The Sentinel Node in Breast Cancer -- A Multicenter Validation Study
Krag D, Weaver D, Ashikaga T, Moffat F, Klimberg VS, Shriver C, Feldman S, Kusminsky R, Gadd M, Kuhn J, Harlow S, Beitsch P,
Abramson Cancer Center of the University of Pennsylvania
Last Modified: November 1, 2001
Reviewers: Kenneth Blank, MD and John Han-Chih Chang, MD
Source: The New England Journal of Medicine -- October 1, 1998 -- Volume 339, Number 14
BackgroundThe treatment of invasive breast cancer always includes dissection of the axilla (the area of tissue under the armpit) to determine if lymph nodes in this area have been invaded by cancer. An axillary dissection guides therapy in the post-operative period: the number of lymph nodes positive, if any, may determine what type and how long chemotherapy is dosed. In addition, most doctors believe that if there are no lymph nodes with cancer then radiation to the axilla can be avoided. However, an axillary dissection is not without morbidity, the most concerning of which is arm edema (swelling) which occurs to varying degrees in about 10% of women.

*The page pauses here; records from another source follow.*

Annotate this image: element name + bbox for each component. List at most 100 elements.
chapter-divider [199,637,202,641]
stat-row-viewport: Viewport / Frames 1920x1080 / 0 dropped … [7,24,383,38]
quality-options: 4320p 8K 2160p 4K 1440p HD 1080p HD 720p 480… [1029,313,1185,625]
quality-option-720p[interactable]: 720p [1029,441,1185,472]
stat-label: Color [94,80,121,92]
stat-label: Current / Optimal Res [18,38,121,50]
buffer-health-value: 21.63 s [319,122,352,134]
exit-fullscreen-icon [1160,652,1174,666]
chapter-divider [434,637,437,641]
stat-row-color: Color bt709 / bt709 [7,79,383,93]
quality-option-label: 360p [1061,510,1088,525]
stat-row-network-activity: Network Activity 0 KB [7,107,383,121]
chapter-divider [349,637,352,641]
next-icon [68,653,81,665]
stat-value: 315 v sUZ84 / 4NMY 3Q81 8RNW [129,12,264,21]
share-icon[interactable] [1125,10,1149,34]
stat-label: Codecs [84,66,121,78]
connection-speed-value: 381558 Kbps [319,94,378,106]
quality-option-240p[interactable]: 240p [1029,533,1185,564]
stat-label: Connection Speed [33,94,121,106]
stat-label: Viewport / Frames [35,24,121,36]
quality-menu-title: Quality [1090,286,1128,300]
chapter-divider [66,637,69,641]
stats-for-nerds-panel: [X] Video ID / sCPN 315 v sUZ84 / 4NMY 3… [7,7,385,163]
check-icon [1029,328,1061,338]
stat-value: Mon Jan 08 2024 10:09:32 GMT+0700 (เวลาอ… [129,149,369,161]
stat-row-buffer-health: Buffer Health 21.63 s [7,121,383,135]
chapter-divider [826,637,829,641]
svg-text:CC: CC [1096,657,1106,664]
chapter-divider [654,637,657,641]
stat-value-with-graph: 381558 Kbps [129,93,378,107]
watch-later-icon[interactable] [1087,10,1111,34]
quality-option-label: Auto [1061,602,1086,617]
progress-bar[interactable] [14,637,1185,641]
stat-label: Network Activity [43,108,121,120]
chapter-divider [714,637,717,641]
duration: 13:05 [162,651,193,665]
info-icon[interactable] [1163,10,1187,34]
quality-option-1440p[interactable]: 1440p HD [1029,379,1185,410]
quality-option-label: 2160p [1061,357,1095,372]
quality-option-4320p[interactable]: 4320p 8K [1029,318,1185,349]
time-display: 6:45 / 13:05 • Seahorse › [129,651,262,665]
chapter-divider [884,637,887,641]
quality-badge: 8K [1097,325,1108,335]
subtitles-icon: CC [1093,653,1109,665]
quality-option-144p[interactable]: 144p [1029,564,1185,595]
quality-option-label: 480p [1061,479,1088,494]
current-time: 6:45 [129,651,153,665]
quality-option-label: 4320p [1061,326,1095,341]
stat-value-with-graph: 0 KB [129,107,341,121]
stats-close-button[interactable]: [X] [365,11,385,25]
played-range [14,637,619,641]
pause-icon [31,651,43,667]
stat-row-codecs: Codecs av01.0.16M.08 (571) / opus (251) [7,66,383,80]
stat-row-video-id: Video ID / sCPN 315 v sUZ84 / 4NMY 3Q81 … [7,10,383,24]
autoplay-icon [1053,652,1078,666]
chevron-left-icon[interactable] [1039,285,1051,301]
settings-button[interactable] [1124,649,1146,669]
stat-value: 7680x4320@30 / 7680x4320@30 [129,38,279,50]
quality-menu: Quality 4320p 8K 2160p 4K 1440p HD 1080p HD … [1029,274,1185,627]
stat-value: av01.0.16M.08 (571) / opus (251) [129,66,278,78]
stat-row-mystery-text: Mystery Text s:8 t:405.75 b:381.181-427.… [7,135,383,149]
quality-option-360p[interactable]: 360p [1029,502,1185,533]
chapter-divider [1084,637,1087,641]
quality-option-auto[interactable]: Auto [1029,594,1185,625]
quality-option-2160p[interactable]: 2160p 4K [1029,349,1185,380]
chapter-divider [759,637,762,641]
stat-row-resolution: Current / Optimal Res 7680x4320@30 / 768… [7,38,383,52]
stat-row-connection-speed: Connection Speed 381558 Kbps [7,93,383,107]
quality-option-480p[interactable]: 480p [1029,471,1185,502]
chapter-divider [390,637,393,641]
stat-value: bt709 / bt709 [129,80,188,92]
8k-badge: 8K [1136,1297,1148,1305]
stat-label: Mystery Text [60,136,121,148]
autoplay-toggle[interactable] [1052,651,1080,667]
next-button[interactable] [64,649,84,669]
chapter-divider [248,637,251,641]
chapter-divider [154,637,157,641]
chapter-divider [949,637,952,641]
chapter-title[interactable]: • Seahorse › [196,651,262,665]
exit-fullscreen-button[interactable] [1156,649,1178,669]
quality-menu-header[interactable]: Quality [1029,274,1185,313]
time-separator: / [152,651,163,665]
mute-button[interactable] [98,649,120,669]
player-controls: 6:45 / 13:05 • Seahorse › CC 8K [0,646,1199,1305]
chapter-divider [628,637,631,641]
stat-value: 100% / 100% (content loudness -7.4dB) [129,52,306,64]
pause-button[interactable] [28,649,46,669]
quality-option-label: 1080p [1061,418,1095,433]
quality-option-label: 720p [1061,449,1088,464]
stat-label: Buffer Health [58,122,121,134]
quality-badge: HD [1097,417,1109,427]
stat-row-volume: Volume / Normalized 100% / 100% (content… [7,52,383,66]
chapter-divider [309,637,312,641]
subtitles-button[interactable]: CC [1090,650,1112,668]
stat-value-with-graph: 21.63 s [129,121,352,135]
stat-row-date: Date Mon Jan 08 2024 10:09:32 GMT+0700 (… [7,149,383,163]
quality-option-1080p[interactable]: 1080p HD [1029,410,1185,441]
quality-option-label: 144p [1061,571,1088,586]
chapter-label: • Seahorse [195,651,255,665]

Sentinel node biopsy is an investigational technique to determine the status of the axillary lymph nodes without performing a full axillary dissection. Using radioisotpes or blue dye surgeons identify and remove just one or two lymph nodes (the sentinel nodes) for pathologic evaluation. While this procedure avoids the morbidity of a full axillary dissection, is relies on the theory that cancer spreads in an orderly progression from the breast tissue into the sentinel node then into other nodes in the axilla. However, it remains to be proven whether the status of the sentinel node is indicative of other lymph nodes in the axilla. Towards this end several papers have reported on cohorts of women who undergo sentinel lymph node biopsy followed immediately by an axillary dissection, which allows investigators to determine if the pathologic status of the sentinel lymph node is indicative of rest of the lymph nodes.